A document purported to be Yahoo Inc.'s Compliance Guide for Law Enforcement was released on Dec. 5 by Wikileaks, an online purveyor of leaked information. The 17-page guide outlines what is ostensibly Yahoo's information retention and disclosure policies and procedures for law enforcement authorities. I can't independently confirm the authenticity of the document, because Yahoo has failed to respond to questions I submitted to the company on Saturday.
What I can say is that the document appears to be authentic, and that if it is, Yahoo doesn't want you to see it. The document states specifically that "it is not meant to be distributed to individuals or organizations that are not law enforcement entities, including Yahoo! customers, consumers, or civil litigants."
Now, let me back up for a minute and state my strong conviction that Yahoo is to be commended for working cooperatively and proactively with law enforcement authorities. It's clear that user information held by Yahoo can be invaluable in aiding the investigation of criminal activity, including the exploitation of minors, so Yahoo should do everything it's legally able to do to assist law enforcement officials in those investigations.
The problem I have is the senseless lack of transparency. There is absolutely no legitimate reason for the information in this document to be withheld from the general public, or for Yahoo to hide what it's able and prepared to do to assist in criminal investigations. The customer has every right to know exactly what Yahoo's policies and capabilities are in this regard, so that he can weigh that information in his decision to sign up for Yahoo services.
That's fine, but exactly what information is Yahoo able to provide to law enforcement authorities? It's not too much of a stretch to surmise that Yahoo officials don't want the answer to be publicly available because of the concern that it would scare off too many customers. That's just not a good enough reason for it to be kept under wraps.
The following list, extracted directly from the document posted by Wikileaks, outlines the information that Yahoo is able to provide:
- Subscriber information supplied by the user at the time of registration, including name, location, date account created, and services used
- IP addresses associated with logins to a user account available for up to one year
- Registration IP address data available for IDs registered since 1999
Yahoo! Mail (including e-mail associated with specific properties such as Personals, Small Business, Domains, and Flickr)

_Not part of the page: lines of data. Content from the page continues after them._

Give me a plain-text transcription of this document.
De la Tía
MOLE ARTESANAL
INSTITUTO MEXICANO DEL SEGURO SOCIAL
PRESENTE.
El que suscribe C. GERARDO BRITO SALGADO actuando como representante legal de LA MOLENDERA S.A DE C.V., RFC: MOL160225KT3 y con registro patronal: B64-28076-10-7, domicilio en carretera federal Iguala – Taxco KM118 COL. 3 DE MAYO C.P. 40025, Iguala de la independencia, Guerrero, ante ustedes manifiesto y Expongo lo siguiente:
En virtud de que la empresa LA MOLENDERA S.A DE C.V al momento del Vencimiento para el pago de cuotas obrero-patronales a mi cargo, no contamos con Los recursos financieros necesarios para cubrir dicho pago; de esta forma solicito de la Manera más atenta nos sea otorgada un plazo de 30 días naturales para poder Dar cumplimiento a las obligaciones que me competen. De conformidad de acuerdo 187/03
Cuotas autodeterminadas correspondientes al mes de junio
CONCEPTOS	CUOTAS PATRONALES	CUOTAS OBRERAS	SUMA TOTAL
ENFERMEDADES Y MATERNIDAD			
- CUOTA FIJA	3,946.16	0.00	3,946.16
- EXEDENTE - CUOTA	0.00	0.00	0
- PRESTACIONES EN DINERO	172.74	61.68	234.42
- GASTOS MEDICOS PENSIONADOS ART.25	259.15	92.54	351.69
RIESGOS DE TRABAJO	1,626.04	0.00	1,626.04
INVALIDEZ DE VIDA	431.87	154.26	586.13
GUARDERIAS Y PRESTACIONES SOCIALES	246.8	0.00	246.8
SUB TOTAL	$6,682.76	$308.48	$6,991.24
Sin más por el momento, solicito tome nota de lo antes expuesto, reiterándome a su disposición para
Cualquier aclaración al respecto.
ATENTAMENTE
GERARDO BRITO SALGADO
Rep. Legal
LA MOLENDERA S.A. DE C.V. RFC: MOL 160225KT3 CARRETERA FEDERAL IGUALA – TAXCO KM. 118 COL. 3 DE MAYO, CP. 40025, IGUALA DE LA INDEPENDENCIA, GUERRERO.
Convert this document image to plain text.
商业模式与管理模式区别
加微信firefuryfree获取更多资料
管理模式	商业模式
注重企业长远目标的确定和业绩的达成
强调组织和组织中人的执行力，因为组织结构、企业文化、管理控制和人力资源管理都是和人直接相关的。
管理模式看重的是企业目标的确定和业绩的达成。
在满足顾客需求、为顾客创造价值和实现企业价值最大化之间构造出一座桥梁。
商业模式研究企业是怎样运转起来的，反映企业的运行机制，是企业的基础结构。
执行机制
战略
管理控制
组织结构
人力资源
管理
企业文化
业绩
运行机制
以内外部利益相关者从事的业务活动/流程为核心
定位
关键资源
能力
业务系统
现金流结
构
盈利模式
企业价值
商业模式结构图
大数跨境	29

- Any e-mail available in the user's mail account, including IP address of computer used to send e-mail
- Yahoo! is not able to search for or produce deleted e-mails
- Note that Yahoo! now hosts two new e-mail domains: ymail.com and rocketmail.com
- Friends List for Yahoo! Messenger
- Time, date, and IP address logs for Chat and Messenger use within the prior 45-60 days
- Archives of Messenger communications may be available on the user's computer if the user has chosen to archive communications
- Archives of Web Messenger communications may be stored on Yahoo! servers if at least one party to the communication chose to archive communications
- Member list, e-mail addresses of members, and date when members joined the Group
- Information about Group moderators
- Contents of the Files, Photos, and Messages sections
- Group activity log describing when members subscribe and unsubscribe, post or delete files, and similar events
- Note: Message Archive does not contain attachments to messages
Yahoo! GeoCities, Domains, Web-hosting, and Stores
- Active files user has uploaded to the Web site and date of file upload
- For stores, may have store transactional data
- Contents in Flickr account and comments on other users' photos
- IP address and timestamp of content uploaded to account
- Flickr Groups to which a user belongs and Group content
- Contents of a user's profile
- Time, date, and IP address logs of content added
Regardless of the authenticity of this document, Yahoo is obligated to be forthcoming and transparent in making its users aware of exactly what information it retains and is prepared to share with government authorities. And it's obligated to explain why that's not happening.